Integrated datasets? - Githubissues

snehamitra / SCARlink

32 stars 6 forks source link

Integrated datasets? #11

Open danieljrichard opened 1 week ago

danieljrichard commented 1 week ago

Hello, I am very interested to use this tool in my work! I wondered if we had four different biological samples for 10X Multiome (which I've integrated using scRNA and Seurat's integration pipeline), whether SCARlink could handle this?

Or if instead the authors recommend running SCARlink on individual (un-integrated) samples. Any insights would be greatly appreciated!

snehamitra commented 1 week ago

We tried both of the approaches on a data set with multiple samples and found the predictions to be similar. There were a few genes that were not included in some samples due to sparsity issues. The threshold for calling gene-linked tiles might also need to be different.

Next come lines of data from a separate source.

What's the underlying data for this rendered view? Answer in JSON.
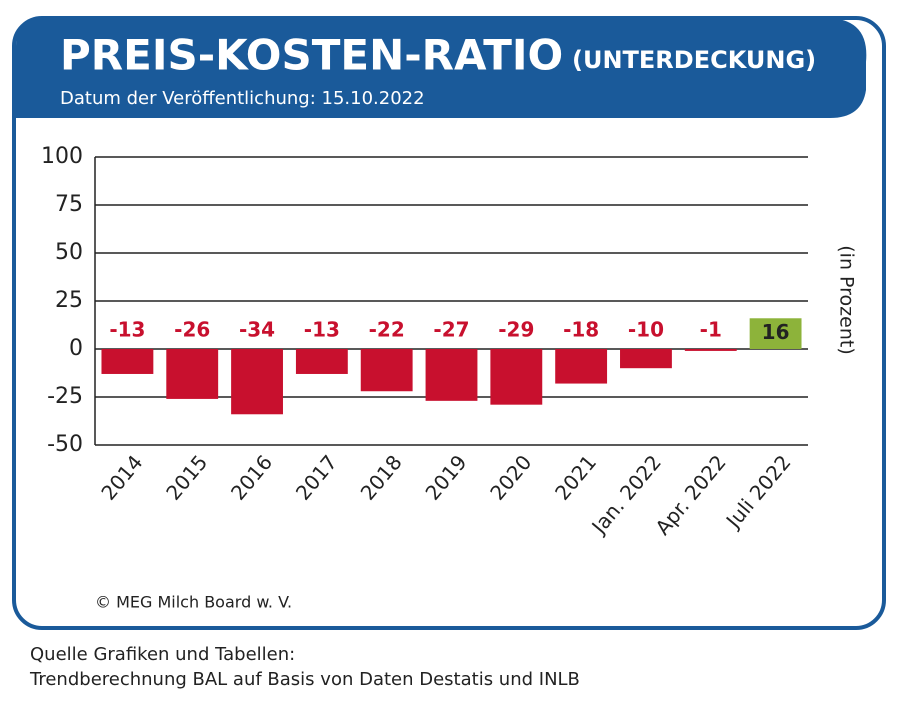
{
  "chart_data": {
    "type": "bar",
    "title": "PREIS-KOSTEN-RATIO",
    "title_note": "(UNTERDECKUNG)",
    "subtitle": "Datum der Veröffentlichung: 15.10.2022",
    "y_label": "(in Prozent)",
    "categories": [
      "2014",
      "2015",
      "2016",
      "2017",
      "2018",
      "2019",
      "2020",
      "2021",
      "Jan. 2022",
      "Apr. 2022",
      "Juli 2022"
    ],
    "values": [
      -13,
      -26,
      -34,
      -13,
      -22,
      -27,
      -29,
      -18,
      -10,
      -1,
      16
    ],
    "negative_color": "#c8102e",
    "positive_color": "#8db33a",
    "ylim": [
      -50,
      100
    ],
    "yticks": [
      100,
      75,
      50,
      25,
      0,
      -25,
      -50
    ],
    "grid": true,
    "copyright": "© MEG Milch Board w. V.",
    "source": [
      "Quelle Grafiken und Tabellen:",
      "Trendberechnung BAL auf Basis von Daten Destatis und INLB"
    ]
  }
}
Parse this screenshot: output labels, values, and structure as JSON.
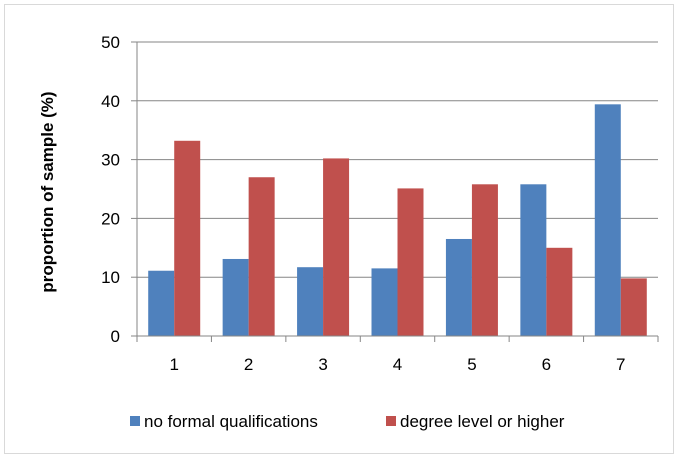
{
  "chart_data": {
    "type": "bar",
    "categories": [
      "1",
      "2",
      "3",
      "4",
      "5",
      "6",
      "7"
    ],
    "series": [
      {
        "name": "no formal qualifications",
        "color": "#4F81BD",
        "values": [
          11.1,
          13.1,
          11.7,
          11.5,
          16.5,
          25.8,
          39.4
        ]
      },
      {
        "name": "degree level or higher",
        "color": "#C0504D",
        "values": [
          33.2,
          27.0,
          30.2,
          25.1,
          25.8,
          15.0,
          9.8
        ]
      }
    ],
    "title": "",
    "xlabel": "",
    "ylabel": "proportion of sample (%)",
    "ylim": [
      0,
      50
    ],
    "yticks": [
      "0",
      "10",
      "20",
      "30",
      "40",
      "50"
    ],
    "grid": true,
    "legend_position": "bottom"
  }
}
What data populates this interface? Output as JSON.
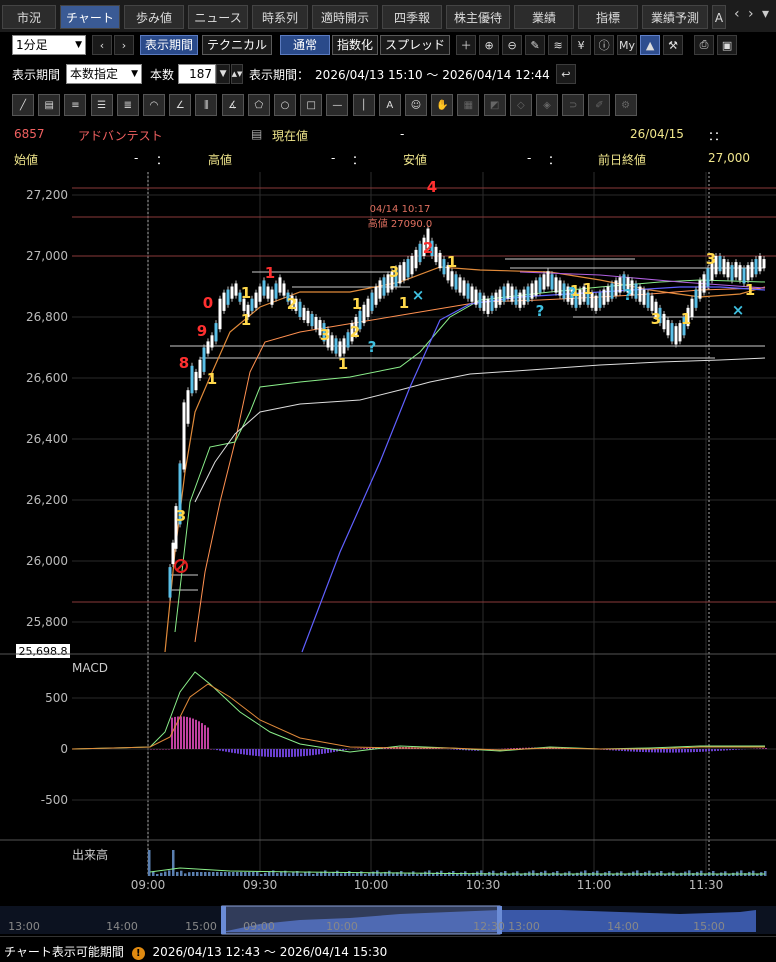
{
  "tabs": [
    "市況",
    "チャート",
    "歩み値",
    "ニュース",
    "時系列",
    "適時開示",
    "四季報",
    "株主優待",
    "業績",
    "指標",
    "業績予測",
    "A"
  ],
  "active_tab": "チャート",
  "toolbar": {
    "interval": "1分足",
    "display_period_btn": "表示期間",
    "technical_btn": "テクニカル",
    "normal_btn": "通常",
    "index_btn": "指数化",
    "spread_btn": "スプレッド"
  },
  "period": {
    "label": "表示期間",
    "mode": "本数指定",
    "count_label": "本数",
    "count": "187",
    "range_label": "表示期間：",
    "range": "2026/04/13 15:10 ～ 2026/04/14 12:44"
  },
  "stock": {
    "code": "6857",
    "name": "アドバンテスト",
    "current_label": "現在値",
    "current_value": "-",
    "date": "26/04/15",
    "time": "：：",
    "open_label": "始値",
    "open_value": "-",
    "open_time": "：",
    "high_label": "高値",
    "high_value": "-",
    "high_time": "：",
    "low_label": "安値",
    "low_value": "-",
    "low_time": "：",
    "prev_close_label": "前日終値",
    "prev_close_value": "27,000"
  },
  "chart_data": {
    "type": "candlestick",
    "y_ticks": [
      "27,200",
      "27,000",
      "26,800",
      "26,600",
      "26,400",
      "26,200",
      "26,000",
      "25,800"
    ],
    "y_range": [
      25698.8,
      27250
    ],
    "current_price_label": "25,698.8",
    "x_ticks": [
      "09:00",
      "09:30",
      "10:00",
      "10:30",
      "11:00",
      "11:30"
    ],
    "annotation": {
      "time": "04/14 10:17",
      "text": "高値 27090.0"
    },
    "macd_label": "MACD",
    "macd_ticks": [
      "500",
      "0",
      "-500"
    ],
    "volume_label": "出来高",
    "counts": [
      {
        "t": "3",
        "c": "#ffd84a"
      },
      {
        "t": "8",
        "c": "#ff3030"
      },
      {
        "t": "9",
        "c": "#ff3030"
      },
      {
        "t": "0",
        "c": "#ff3030"
      },
      {
        "t": "1",
        "c": "#ffd84a"
      },
      {
        "t": "1",
        "c": "#ff3030"
      },
      {
        "t": "1",
        "c": "#ffd84a"
      },
      {
        "t": "2",
        "c": "#ffd84a"
      },
      {
        "t": "3",
        "c": "#ffd84a"
      },
      {
        "t": "1",
        "c": "#ffd84a"
      },
      {
        "t": "2",
        "c": "#ffd84a"
      },
      {
        "t": "1",
        "c": "#ffd84a"
      },
      {
        "t": "3",
        "c": "#ffd84a"
      },
      {
        "t": "1",
        "c": "#ffd84a"
      },
      {
        "t": "2",
        "c": "#ff3030"
      },
      {
        "t": "4",
        "c": "#ff3030"
      },
      {
        "t": "1",
        "c": "#ffd84a"
      },
      {
        "t": "1",
        "c": "#ffd84a"
      },
      {
        "t": "1",
        "c": "#ffd84a"
      },
      {
        "t": "3",
        "c": "#ffd84a"
      },
      {
        "t": "1",
        "c": "#ffd84a"
      },
      {
        "t": "3",
        "c": "#ffd84a"
      },
      {
        "t": "1",
        "c": "#ffd84a"
      },
      {
        "t": "1",
        "c": "#ffd84a"
      },
      {
        "t": "?",
        "c": "#3fc0e0"
      },
      {
        "t": "?",
        "c": "#3fc0e0"
      },
      {
        "t": "?",
        "c": "#3fc0e0"
      },
      {
        "t": "?",
        "c": "#3fc0e0"
      },
      {
        "t": "×",
        "c": "#3fc0e0"
      },
      {
        "t": "×",
        "c": "#3fc0e0"
      }
    ]
  },
  "navigator": {
    "ticks": [
      "13:00",
      "14:00",
      "15:00",
      "09:00",
      "10:00",
      "12:30",
      "13:00",
      "14:00",
      "15:00"
    ]
  },
  "footer": {
    "label": "チャート表示可能期間",
    "range": "2026/04/13 12:43 ～ 2026/04/14 15:30"
  }
}
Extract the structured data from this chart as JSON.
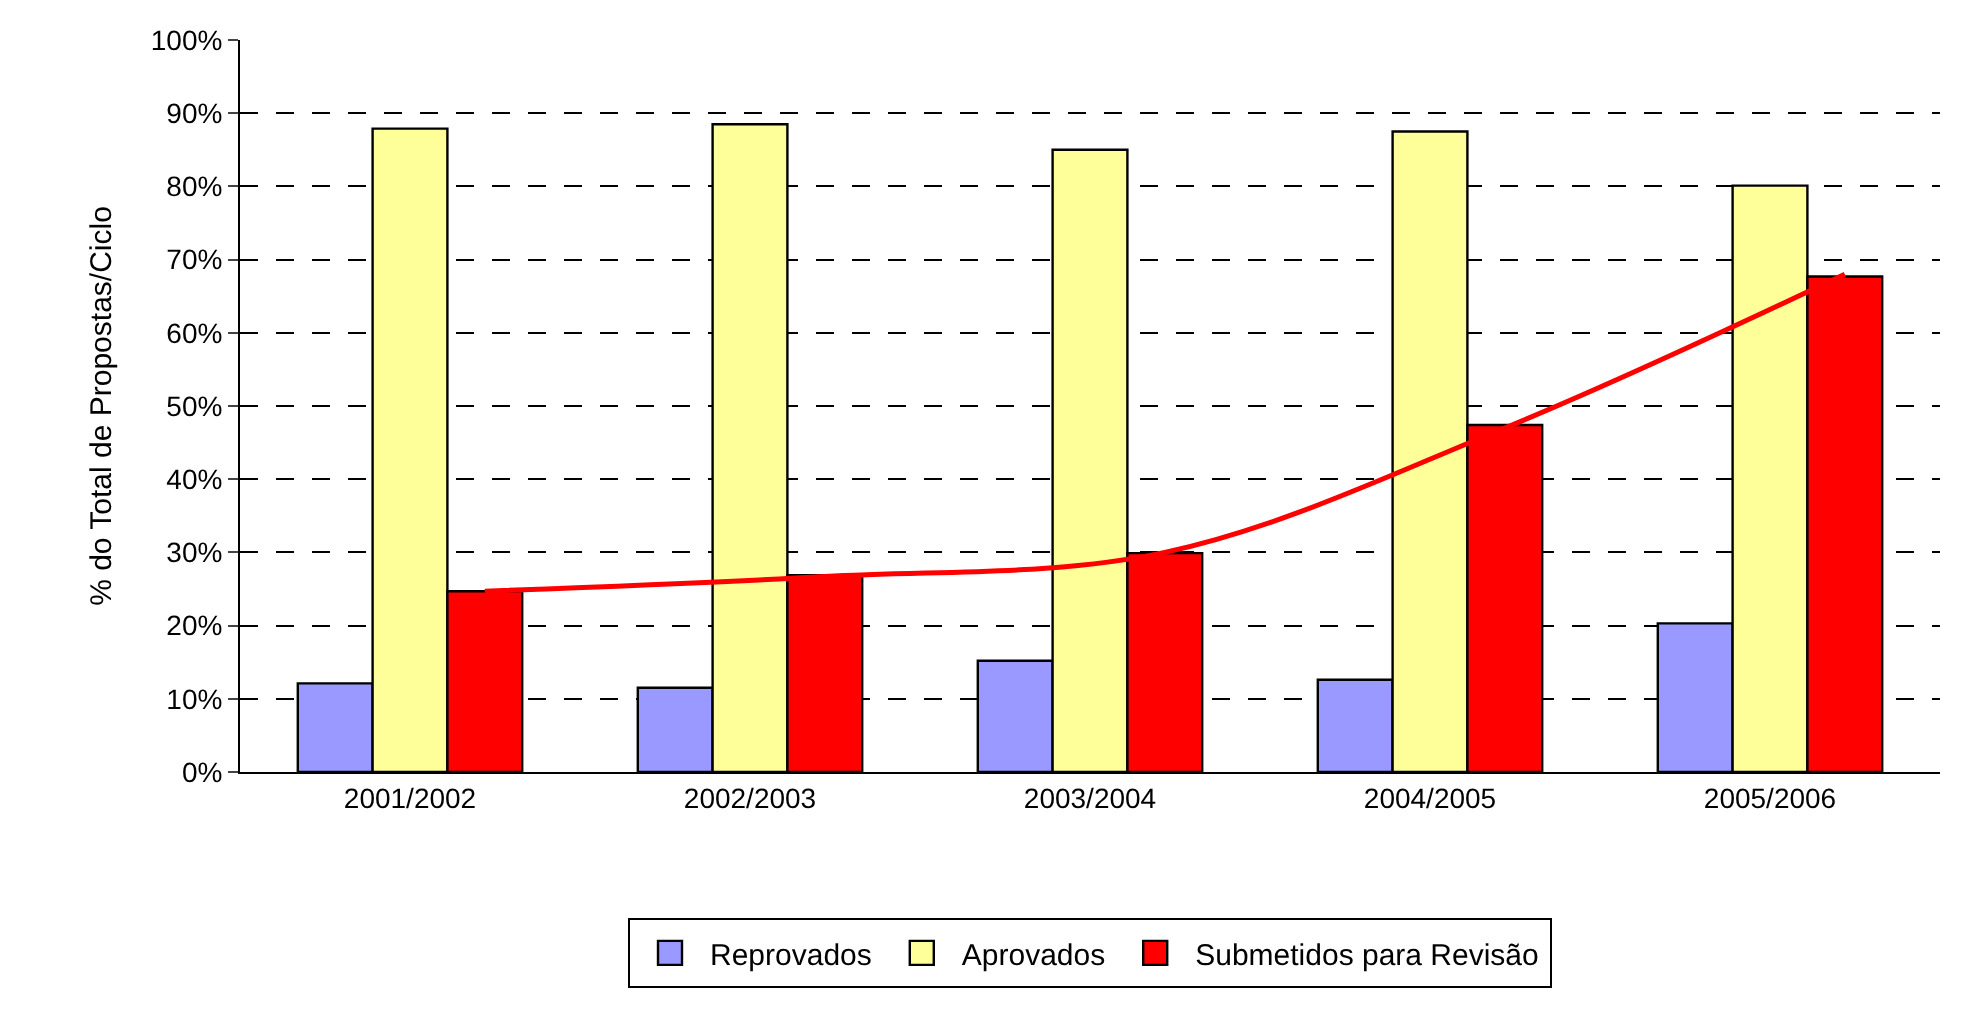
{
  "chart_data": {
    "type": "bar",
    "ylabel": "% do Total de Propostas/Ciclo",
    "categories": [
      "2001/2002",
      "2002/2003",
      "2003/2004",
      "2004/2005",
      "2005/2006"
    ],
    "series": [
      {
        "name": "Reprovados",
        "color": "#9999ff",
        "values": [
          12.1,
          11.5,
          15.2,
          12.6,
          20.3
        ]
      },
      {
        "name": "Aprovados",
        "color": "#ffff99",
        "values": [
          87.9,
          88.5,
          85.0,
          87.5,
          80.1
        ]
      },
      {
        "name": "Submetidos para Revisão",
        "color": "#ff0000",
        "values": [
          24.7,
          26.9,
          29.9,
          47.4,
          67.7
        ]
      },
      {
        "type": "line",
        "color": "#ff0000",
        "values": [
          24.7,
          26.7,
          30.0,
          47.0,
          68.0
        ]
      }
    ],
    "ylim": [
      0,
      100
    ],
    "yticks": [
      {
        "value": 0,
        "label": "0%"
      },
      {
        "value": 10,
        "label": "10%"
      },
      {
        "value": 20,
        "label": "20%"
      },
      {
        "value": 30,
        "label": "30%"
      },
      {
        "value": 40,
        "label": "40%"
      },
      {
        "value": 50,
        "label": "50%"
      },
      {
        "value": 60,
        "label": "60%"
      },
      {
        "value": 70,
        "label": "70%"
      },
      {
        "value": 80,
        "label": "80%"
      },
      {
        "value": 90,
        "label": "90%"
      },
      {
        "value": 100,
        "label": "100%"
      }
    ],
    "grid": "y",
    "legend": "bottom"
  }
}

danieljrichard commented 1 week ago

Thanks @snehamitra! If I might ask one additional question - is there any learning when running SCARlink on a Multiome dataset? I know in the paper its shown that SCARlink predicts gene activity using multiome ATAC more accurately than existing methods. Basically, if I wanted these more accurate gene-activity predictions for a stand-alone scATAC dataset (from the same tissue), can I leverage my Multiome data to improve these predictions?

snehamitra commented 1 week ago

That's an interesting idea. We haven't tried it. You could train the model on the multi-ome and then use the trained model to impute gene expression on your standalone scATAC-seq data. If the data is from matched tissue, then the predictions might be comparable. You could compare the prediction trends grouped by cell type. For example, is the imputed expression of a certain gene higher in cell type A compared to cell type B in both multi-ome and standalone scATAC-seq.